If I Had To Make A List...

of Jack's likes and dislikes, I think it'd look something like this.

LOVES

1. Mommy
2. Daddy
3. Spencer
4. Breastmilk from the source
5. Grabbing animal fur
6. Echos
7. Ceiling fans
8. Being held/carried

LIKES

1. Mom and Pop
2. Hannah
3. Biting people and things
4. Trying to eat paper
5. Breastmilk from a bottle
6. Making angry noises
7. Going outside and eating sticks/leaves/grass
8. Taking a bath

HATES

1. Most people
2. Loud noises
3. Car rides > 10 minutes
4. Being put down
5. Wearing clothes, especially footie pajamas
6. Taking a nap > 45 minutes
7. Shopping
8. Riding in the stroller/buggy
9. Mommy going anywhere and not including him
10. The sound of the washer and/or dryer while trying to sleep
11. Wind
12. Rain that gets on him
13. Being on his tummy


We're going back to Little Rock today. My hope is that he screams for one hour or less of the trip. Wish me luck.

Wednesday, October 21, 2009

Things I Wonder...

1. Who complained about our yard? And by yard, I don't mean the large visible space in the front. I mean the small (like 8X3) space on the side that I didn't even realize belonged to us until this summer. That we've never done anything with and that isn't that bad. Do the old people on my block not have anything else to do? Do they not realize that I have two young kids, a job, and a husband that works 60 hours a week (and who really doesn't do the yard anyway)? Come on!

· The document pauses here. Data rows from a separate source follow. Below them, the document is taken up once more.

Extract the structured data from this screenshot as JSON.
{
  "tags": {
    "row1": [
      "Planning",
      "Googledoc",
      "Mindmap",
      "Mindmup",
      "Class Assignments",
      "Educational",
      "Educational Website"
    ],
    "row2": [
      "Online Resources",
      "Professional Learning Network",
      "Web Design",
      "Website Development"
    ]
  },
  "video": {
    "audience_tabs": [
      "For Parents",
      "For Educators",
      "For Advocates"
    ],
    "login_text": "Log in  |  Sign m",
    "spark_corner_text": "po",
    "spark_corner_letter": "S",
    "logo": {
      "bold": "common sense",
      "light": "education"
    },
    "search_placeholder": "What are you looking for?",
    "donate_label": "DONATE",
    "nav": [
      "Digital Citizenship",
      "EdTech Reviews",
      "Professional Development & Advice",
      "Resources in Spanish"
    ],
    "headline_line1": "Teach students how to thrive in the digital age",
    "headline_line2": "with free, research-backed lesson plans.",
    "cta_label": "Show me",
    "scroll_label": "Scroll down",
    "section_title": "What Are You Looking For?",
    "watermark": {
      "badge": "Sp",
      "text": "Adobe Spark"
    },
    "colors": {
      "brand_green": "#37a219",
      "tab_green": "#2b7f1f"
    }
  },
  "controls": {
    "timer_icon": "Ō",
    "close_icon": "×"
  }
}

2. Why did the bird have to be dismembered? Was he really not good enough dead? Did you just get a wild hair in you and HAVE to tear half of his little body off? And also, why could you not have done that outside? I really hate finding feathers in strange obscure spaces for days after the fact.

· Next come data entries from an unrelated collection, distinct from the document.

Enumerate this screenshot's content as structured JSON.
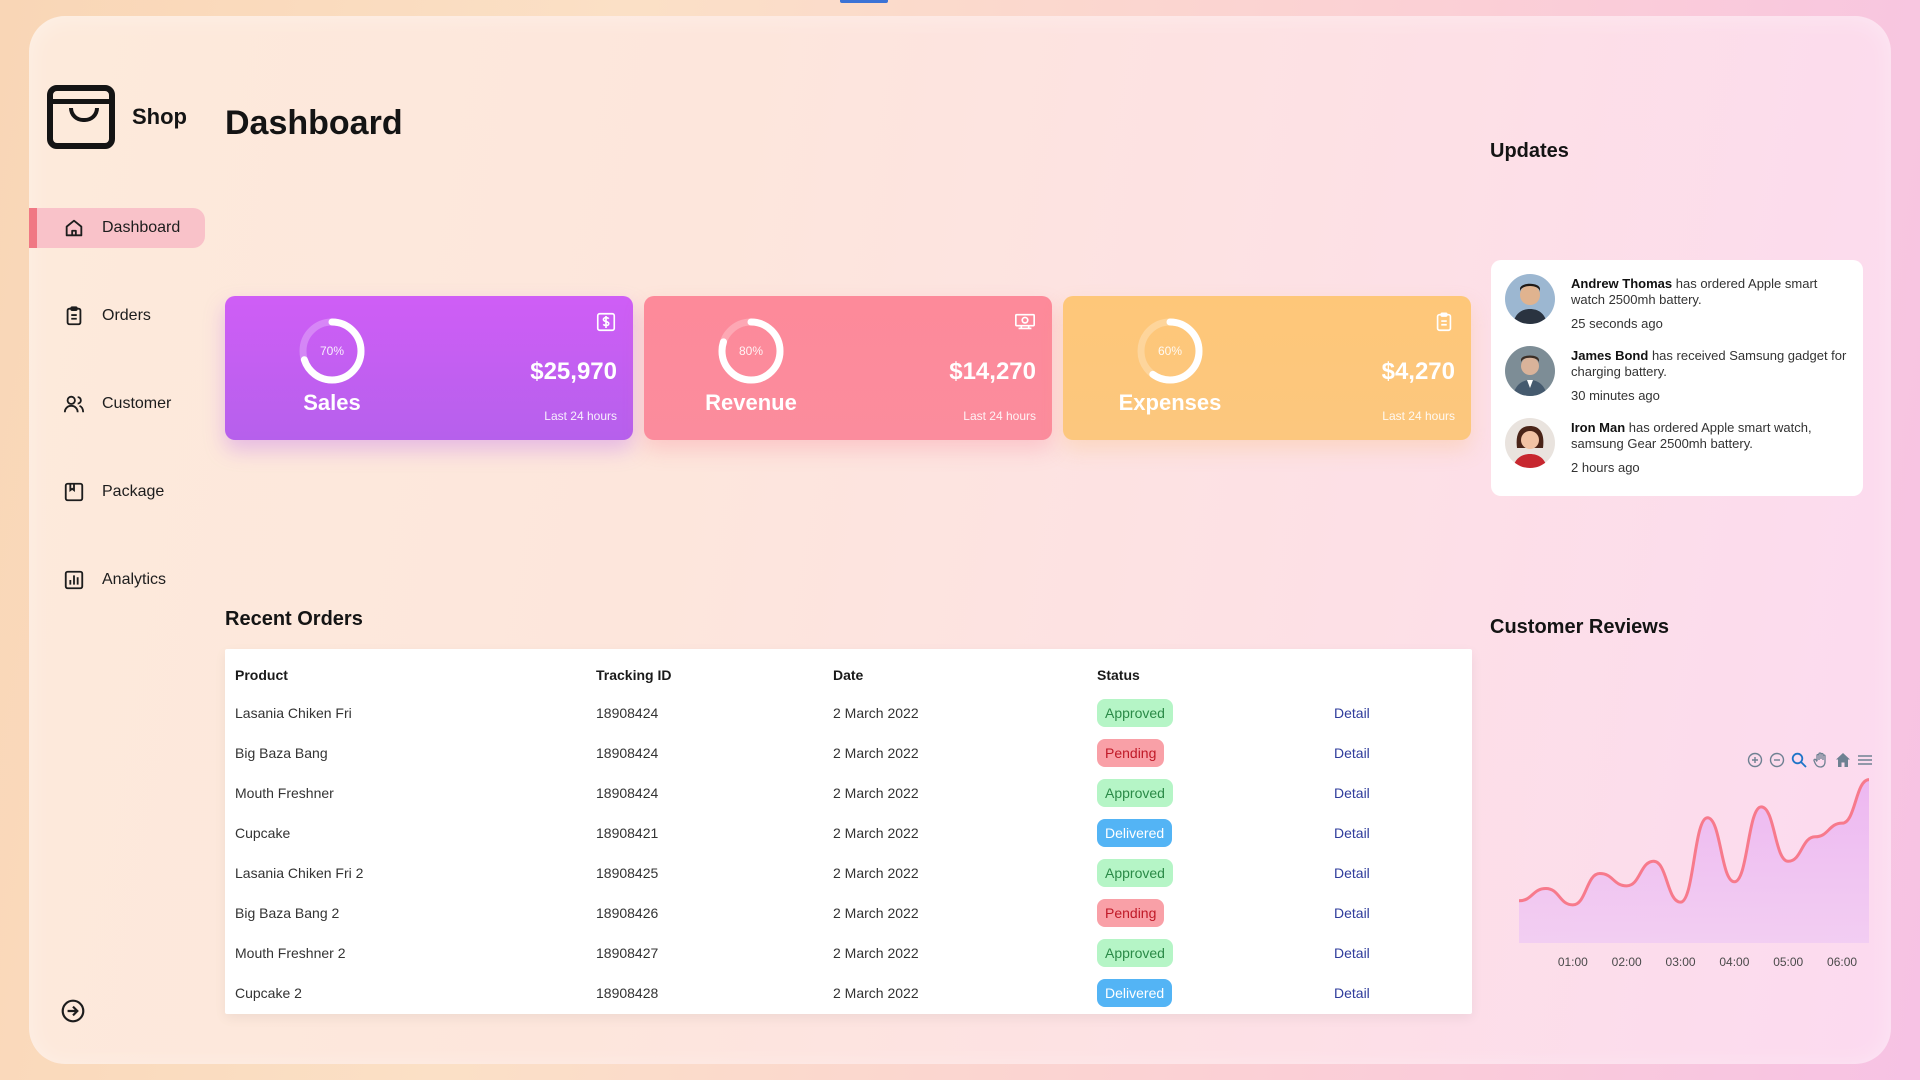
{
  "app": {
    "name": "Shop"
  },
  "page": {
    "title": "Dashboard"
  },
  "nav": [
    {
      "label": "Dashboard",
      "icon": "home-icon",
      "active": true
    },
    {
      "label": "Orders",
      "icon": "clipboard-icon"
    },
    {
      "label": "Customer",
      "icon": "users-icon"
    },
    {
      "label": "Package",
      "icon": "package-icon"
    },
    {
      "label": "Analytics",
      "icon": "bar-chart-icon"
    }
  ],
  "cards": [
    {
      "name": "Sales",
      "percent": 70,
      "percent_label": "70%",
      "value": "$25,970",
      "sub": "Last 24 hours",
      "icon": "dollar-icon"
    },
    {
      "name": "Revenue",
      "percent": 80,
      "percent_label": "80%",
      "value": "$14,270",
      "sub": "Last 24 hours",
      "icon": "money-icon"
    },
    {
      "name": "Expenses",
      "percent": 60,
      "percent_label": "60%",
      "value": "$4,270",
      "sub": "Last 24 hours",
      "icon": "clipboard-icon"
    }
  ],
  "orders": {
    "title": "Recent Orders",
    "headers": [
      "Product",
      "Tracking ID",
      "Date",
      "Status",
      ""
    ],
    "rows": [
      {
        "product": "Lasania Chiken Fri",
        "tracking": "18908424",
        "date": "2 March 2022",
        "status": "Approved",
        "action": "Detail"
      },
      {
        "product": "Big Baza Bang",
        "tracking": "18908424",
        "date": "2 March 2022",
        "status": "Pending",
        "action": "Detail"
      },
      {
        "product": "Mouth Freshner",
        "tracking": "18908424",
        "date": "2 March 2022",
        "status": "Approved",
        "action": "Detail"
      },
      {
        "product": "Cupcake",
        "tracking": "18908421",
        "date": "2 March 2022",
        "status": "Delivered",
        "action": "Detail"
      },
      {
        "product": "Lasania Chiken Fri 2",
        "tracking": "18908425",
        "date": "2 March 2022",
        "status": "Approved",
        "action": "Detail"
      },
      {
        "product": "Big Baza Bang 2",
        "tracking": "18908426",
        "date": "2 March 2022",
        "status": "Pending",
        "action": "Detail"
      },
      {
        "product": "Mouth Freshner 2",
        "tracking": "18908427",
        "date": "2 March 2022",
        "status": "Approved",
        "action": "Detail"
      },
      {
        "product": "Cupcake 2",
        "tracking": "18908428",
        "date": "2 March 2022",
        "status": "Delivered",
        "action": "Detail"
      }
    ]
  },
  "updates": {
    "title": "Updates",
    "items": [
      {
        "name": "Andrew Thomas",
        "text": "has ordered Apple smart watch 2500mh battery.",
        "time": "25 seconds ago"
      },
      {
        "name": "James Bond",
        "text": "has received Samsung gadget for charging battery.",
        "time": "30 minutes ago"
      },
      {
        "name": "Iron Man",
        "text": "has ordered Apple smart watch, samsung Gear 2500mh battery.",
        "time": "2 hours ago"
      }
    ]
  },
  "reviews": {
    "title": "Customer Reviews",
    "toolbar": [
      "zoom-in-icon",
      "zoom-out-icon",
      "magnifier-icon",
      "pan-hand-icon",
      "home-icon",
      "menu-icon"
    ]
  },
  "chart_data": {
    "type": "area",
    "x": [
      "00:00",
      "00:30",
      "01:00",
      "01:30",
      "02:00",
      "02:30",
      "03:00",
      "03:30",
      "04:00",
      "04:30",
      "05:00",
      "05:30",
      "06:00",
      "06:30"
    ],
    "tick_labels": [
      "01:00",
      "02:00",
      "03:00",
      "04:00",
      "05:00",
      "06:00"
    ],
    "series": [
      {
        "values": [
          31,
          40,
          28,
          51,
          42,
          60,
          30,
          92,
          45,
          100,
          60,
          78,
          88,
          120
        ]
      }
    ],
    "ylim": [
      0,
      130
    ],
    "grid": false,
    "colors": {
      "line": "#f77a8c",
      "fill_top": "#e9b2f0",
      "fill_bottom": "#efc8f3"
    }
  },
  "colors": {
    "sales": "#cd5ef5",
    "revenue": "#fd8b9b",
    "expenses": "#fec77a",
    "approved_bg": "#b5f5c6",
    "pending_bg": "#f9a0a7",
    "delivered_bg": "#53b4f5",
    "detail_link": "#2e3b9b",
    "active_nav": "#f9c2c9"
  }
}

3. WTF are the ants after? I mean, do they have a death wish? Because that is all that will come from them invading my kitchen. It doesn't matter if the counters are dirty or sparkling clean, in come the ants. DIE, ants, DIE!

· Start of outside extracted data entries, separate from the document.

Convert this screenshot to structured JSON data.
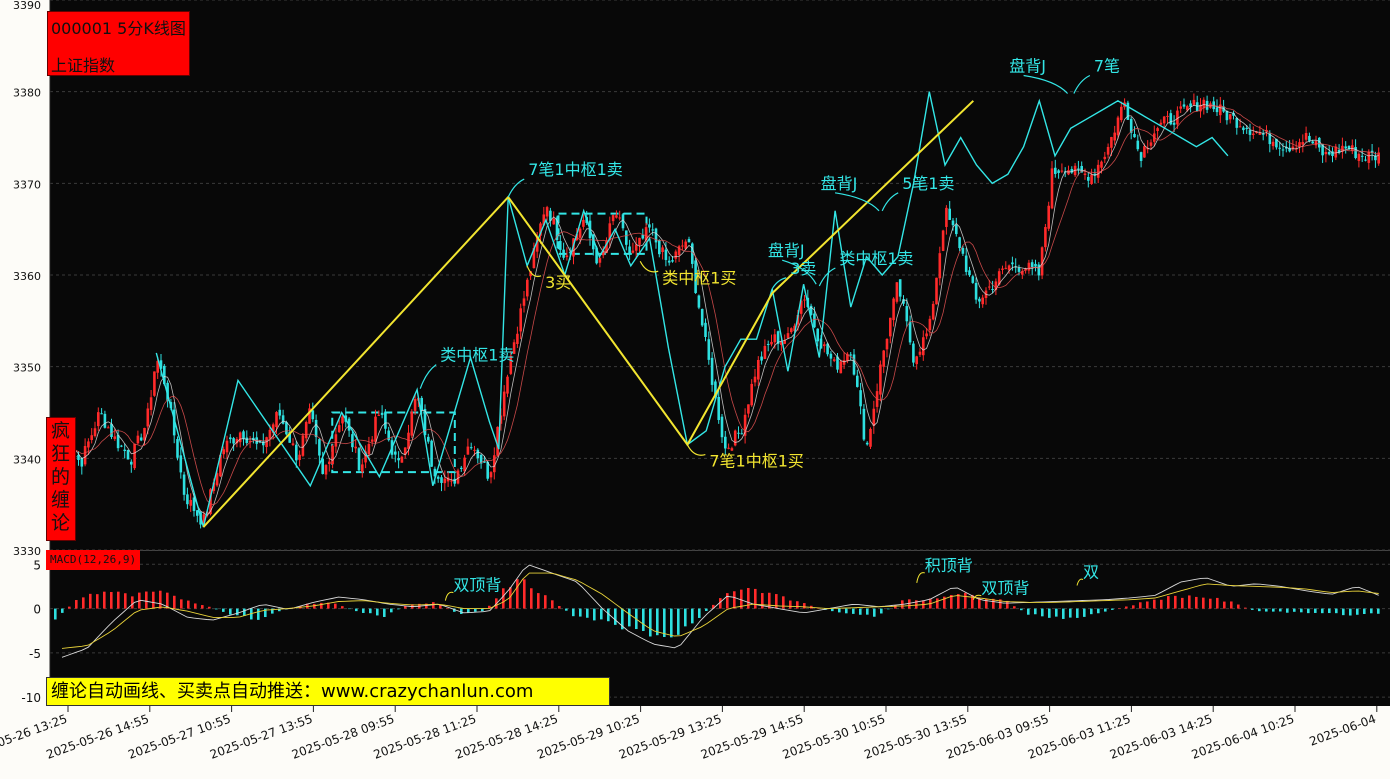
{
  "header": {
    "code_title": "000001 5分K线图",
    "index_name": "上证指数"
  },
  "side_label": "疯狂的缠论",
  "promo_text": "缠论自动画线、买卖点自动推送：www.crazychanlun.com",
  "macd_label": "MACD(12,26,9)",
  "colors": {
    "background": "#080808",
    "up": "#ff2a2a",
    "down": "#2ee0e0",
    "bi": "#33e6e6",
    "segment": "#f2e530",
    "label_red": "#ff0000",
    "promo_yellow": "#ffff00"
  },
  "chart_data": [
    {
      "type": "candlestick",
      "ylim": [
        3330,
        3390
      ],
      "yticks": [
        "3390",
        "3380",
        "3370",
        "3360",
        "3350",
        "3340",
        "3330"
      ],
      "xticks": [
        "2025-05-26 13:25",
        "2025-05-26 14:55",
        "2025-05-27 10:55",
        "2025-05-27 13:55",
        "2025-05-28 09:55",
        "2025-05-28 11:25",
        "2025-05-28 14:25",
        "2025-05-29 10:25",
        "2025-05-29 13:25",
        "2025-05-29 14:55",
        "2025-05-30 10:55",
        "2025-05-30 13:55",
        "2025-06-03 09:55",
        "2025-06-03 11:25",
        "2025-06-03 14:25",
        "2025-06-04 10:25",
        "2025-06-04"
      ],
      "price_path_x": [
        0,
        6,
        12,
        17,
        22,
        27,
        30,
        33,
        39,
        45,
        51,
        57,
        63,
        69,
        75,
        79,
        83,
        89,
        95,
        101,
        107,
        113,
        118,
        124,
        130,
        136,
        142,
        148,
        154,
        160,
        166,
        171,
        176,
        181,
        187,
        193,
        199,
        205,
        211,
        216,
        221,
        226,
        231,
        236,
        241,
        246,
        251,
        256,
        261,
        266,
        271,
        276,
        281,
        286,
        291,
        296,
        301,
        306,
        311,
        315,
        319,
        323,
        328,
        333,
        338,
        343,
        348,
        353,
        358,
        363,
        368,
        373,
        378,
        384,
        390,
        396,
        402,
        408,
        414,
        419
      ],
      "price_path_y": [
        3342,
        3339.5,
        3345,
        3342,
        3340,
        3344,
        3351,
        3348,
        3336,
        3333,
        3341,
        3343,
        3341,
        3345,
        3340,
        3345,
        3338,
        3345,
        3339,
        3345,
        3339,
        3347,
        3339,
        3337,
        3342,
        3338,
        3350,
        3359,
        3368,
        3362,
        3366,
        3361,
        3367,
        3362,
        3365,
        3361,
        3364,
        3352,
        3341,
        3343,
        3350,
        3353,
        3353,
        3358,
        3353,
        3350,
        3352,
        3341,
        3351,
        3359,
        3351,
        3354,
        3367,
        3363,
        3357,
        3359,
        3361,
        3361,
        3360,
        3371,
        3372,
        3371,
        3371,
        3374,
        3379,
        3373,
        3376,
        3377,
        3378,
        3379,
        3378,
        3377,
        3376,
        3375,
        3374,
        3375,
        3373,
        3374,
        3373,
        3373
      ],
      "bi_points_x": [
        30,
        45,
        56,
        79,
        89,
        101,
        113,
        118,
        130,
        136,
        139,
        142,
        148,
        154,
        160,
        166,
        171,
        176,
        181,
        187,
        193,
        199,
        205,
        211,
        216,
        221,
        226,
        231,
        236,
        241,
        246,
        251,
        256,
        261,
        266,
        271,
        276,
        281,
        286,
        291,
        296,
        301,
        306,
        311,
        316,
        321,
        326,
        331,
        336,
        341,
        346,
        351,
        356,
        361,
        366,
        371
      ],
      "bi_points_y": [
        3351.5,
        3332.5,
        3348.5,
        3337,
        3345,
        3338,
        3347.5,
        3337,
        3351,
        3344,
        3341,
        3368.5,
        3361,
        3366,
        3360,
        3367,
        3362,
        3365,
        3361,
        3364,
        3352,
        3341.5,
        3343,
        3350,
        3353,
        3353,
        3358.5,
        3349.5,
        3359,
        3351,
        3367,
        3356.5,
        3362,
        3360,
        3362,
        3370,
        3380,
        3372,
        3375,
        3372,
        3370,
        3371,
        3374,
        3379,
        3373,
        3376,
        3377,
        3378,
        3379,
        3378,
        3377,
        3376,
        3375,
        3374,
        3375,
        3373
      ],
      "segment_points_x": [
        45,
        142,
        199,
        226,
        290
      ],
      "segment_points_y": [
        3332.5,
        3368.5,
        3341.5,
        3358,
        3379
      ],
      "zones": [
        {
          "x0": 86,
          "x1": 125,
          "ylo": 3338.5,
          "yhi": 3345
        },
        {
          "x0": 158,
          "x1": 186,
          "ylo": 3362.3,
          "yhi": 3366.7
        }
      ],
      "annotations": [
        {
          "text": "类中枢1卖",
          "color": "cyan",
          "at_x": 114,
          "at_y": 3347.6
        },
        {
          "text": "7笔1中枢1卖",
          "color": "cyan",
          "at_x": 142,
          "at_y": 3368.5
        },
        {
          "text": "3买",
          "color": "yellow",
          "at_x": 148,
          "at_y": 3361
        },
        {
          "text": "类中枢1买",
          "color": "yellow",
          "at_x": 184,
          "at_y": 3361.5
        },
        {
          "text": "7笔1中枢1买",
          "color": "yellow",
          "at_x": 199,
          "at_y": 3341.5
        },
        {
          "text": "3卖",
          "color": "cyan",
          "at_x": 226,
          "at_y": 3358.5
        },
        {
          "text": "盘背J",
          "color": "cyan",
          "at_x": 240,
          "at_y": 3359
        },
        {
          "text": "类中枢1卖",
          "color": "cyan",
          "at_x": 241,
          "at_y": 3358.8
        },
        {
          "text": "盘背J",
          "color": "cyan",
          "at_x": 260,
          "at_y": 3367
        },
        {
          "text": "5笔1卖",
          "color": "cyan",
          "at_x": 261,
          "at_y": 3367
        },
        {
          "text": "盘背J",
          "color": "cyan",
          "at_x": 320,
          "at_y": 3379.8
        },
        {
          "text": "7笔",
          "color": "cyan",
          "at_x": 322,
          "at_y": 3379.8
        }
      ]
    },
    {
      "type": "macd",
      "title": "MACD(12,26,9)",
      "ylim": [
        -11,
        6.5
      ],
      "yticks": [
        "5",
        "0",
        "-5",
        "-10"
      ],
      "hist_x": [
        0,
        8,
        16,
        24,
        32,
        40,
        48,
        56,
        64,
        72,
        80,
        88,
        96,
        104,
        112,
        120,
        128,
        136,
        142,
        148,
        156,
        164,
        172,
        180,
        188,
        196,
        204,
        212,
        220,
        228,
        236,
        244,
        252,
        260,
        268,
        276,
        284,
        292,
        300,
        308,
        316,
        324,
        332,
        340,
        348,
        356,
        364,
        372,
        380,
        388,
        396,
        404,
        412,
        419
      ],
      "hist": [
        -1.2,
        1.4,
        2.1,
        1.5,
        2.0,
        1.2,
        0.3,
        -0.8,
        -1.3,
        -0.2,
        0.6,
        0.7,
        -0.4,
        -0.9,
        0.5,
        0.7,
        -0.6,
        -0.3,
        2.5,
        3.4,
        1.4,
        -0.9,
        -1.4,
        -2.2,
        -3.0,
        -3.5,
        -1.0,
        1.6,
        2.3,
        1.6,
        0.8,
        -0.2,
        -0.6,
        -1.0,
        0.9,
        1.1,
        1.8,
        1.5,
        1.2,
        -0.7,
        -1.0,
        -1.2,
        -0.4,
        0.3,
        1.1,
        1.5,
        1.4,
        0.8,
        -0.3,
        -0.4,
        -0.5,
        -0.6,
        -0.8,
        -0.6
      ],
      "dif": [
        -5.5,
        -4.5,
        -1.5,
        1.0,
        0.5,
        -1.0,
        -1.3,
        -0.5,
        0.5,
        -0.1,
        0.7,
        1.3,
        1.0,
        0.5,
        0.2,
        0.5,
        -0.5,
        -0.3,
        2.0,
        5.0,
        4.0,
        3.0,
        0.0,
        -2.5,
        -4.0,
        -4.5,
        -1.0,
        1.5,
        0.5,
        0.0,
        -0.5,
        0.0,
        0.5,
        0.2,
        0.5,
        1.0,
        2.5,
        1.0,
        0.6,
        0.7,
        0.8,
        0.9,
        1.0,
        1.2,
        1.5,
        3.0,
        3.5,
        2.5,
        2.8,
        2.5,
        2.0,
        1.6,
        2.5,
        1.5
      ],
      "dea": [
        -4.5,
        -4.2,
        -2.5,
        -0.2,
        0.2,
        -0.3,
        -1.0,
        -1.0,
        -0.2,
        0.0,
        0.3,
        0.8,
        0.9,
        0.6,
        0.4,
        0.5,
        0.0,
        0.0,
        1.0,
        4.0,
        4.0,
        3.2,
        1.6,
        -0.5,
        -2.5,
        -3.2,
        -2.0,
        0.0,
        0.5,
        0.3,
        0.2,
        0.0,
        0.1,
        0.2,
        0.3,
        0.5,
        1.5,
        1.2,
        0.8,
        0.7,
        0.7,
        0.8,
        0.9,
        1.0,
        1.2,
        2.0,
        2.8,
        2.6,
        2.5,
        2.4,
        2.2,
        1.8,
        2.0,
        1.7
      ],
      "annotations": [
        {
          "text": "双顶背",
          "at_x": 122,
          "at_y": 0.9
        },
        {
          "text": "积顶背",
          "at_x": 272,
          "at_y": 2.9
        },
        {
          "text": "双顶背",
          "at_x": 290,
          "at_y": 1.0
        },
        {
          "text": "双",
          "at_x": 323,
          "at_y": 2.6
        }
      ]
    }
  ]
}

4. Why haven't I won the million on the McDonald's monopoly game yet? I'm waiting...

5. Why does Jack always pick the best part of my favorite shows to either A) decide it is bedtime or B) wake up and need to be nursed back to sleep? Seriously. I missed the best parts of "Glee" last week.

6. What is the deal with WIC giving so much freaking milk? My family cannot drink over 10 gallons of milk a month, and the fact that they give it to you basically all at once just means it is going to sit in my house and go bad.

Thursday, October 8, 2009

Memories I Can't Keep

Memory is a way of holding onto the things you love, the things you are, the things you never want to lose. -The Wonder Years

Ok, I just quoted the TV show The Wonder Years. I feel it applies here. ;-)

There are days that I wish I could hold on to every little thing my boys do. I look at Spencer with his shaggy hair (he's recently decided to grow it back out) and I see the way it falls across his eyes. I want to lock that picture away. And the way Jack looks when he is in full on belly laugh mode, with his mouth wide open, showing his two pearly white teeth, eyes closed, and head thrown back. I want to store it for later. And not just the picture of the things, but the feelings behind them. And the situations surrounding them. But I can't.

A few days ago, Jack was nuzzled into my neck and I noticed that, for the first time, he had bedhead. And not just a bit of temporary bedhead, but the kind that you can't just smooth down with your hand. And I realized in that moment how many memories I've lost with the passage of time. I'll probably lose that one eventually.

How much of Spencer's babyhood has left me? I don't remember how he smelled. Or where he was the most ticklish. Or what made him laugh more than anything else. And that's just what I've lost from his first year. What about the way he tottled around when he was just learning to walk? Or the first time he ever gave me a kiss? Or told me he loved me unprovoked? All gone.

This has made me want to hold on to whatever I can get while I can. Jack is still new enough that I remember how he felt, all warm and wet, when he was first placed on my chest. And I remember how his new baby head smelled so good even though we didn't bathe him for a week after his birth.

And I want to cling on to what Spencer is doing with new ferocity. He traced his name all by himself for the first time this week. And he's getting sneaky when he does something he knows he's not supposed to.

I guess the brain is only meant to hold so much. But it kills me that all these little things will leave me over time to be replaced with just the big stuff. I hope its enough.

Monday, October 5, 2009

Week 4 Weigh-In

So this week rounds out my first month on Weight Watchers. As of this morning, I'm down another 2 pounds for a total of 15.6 pounds lost! Love it!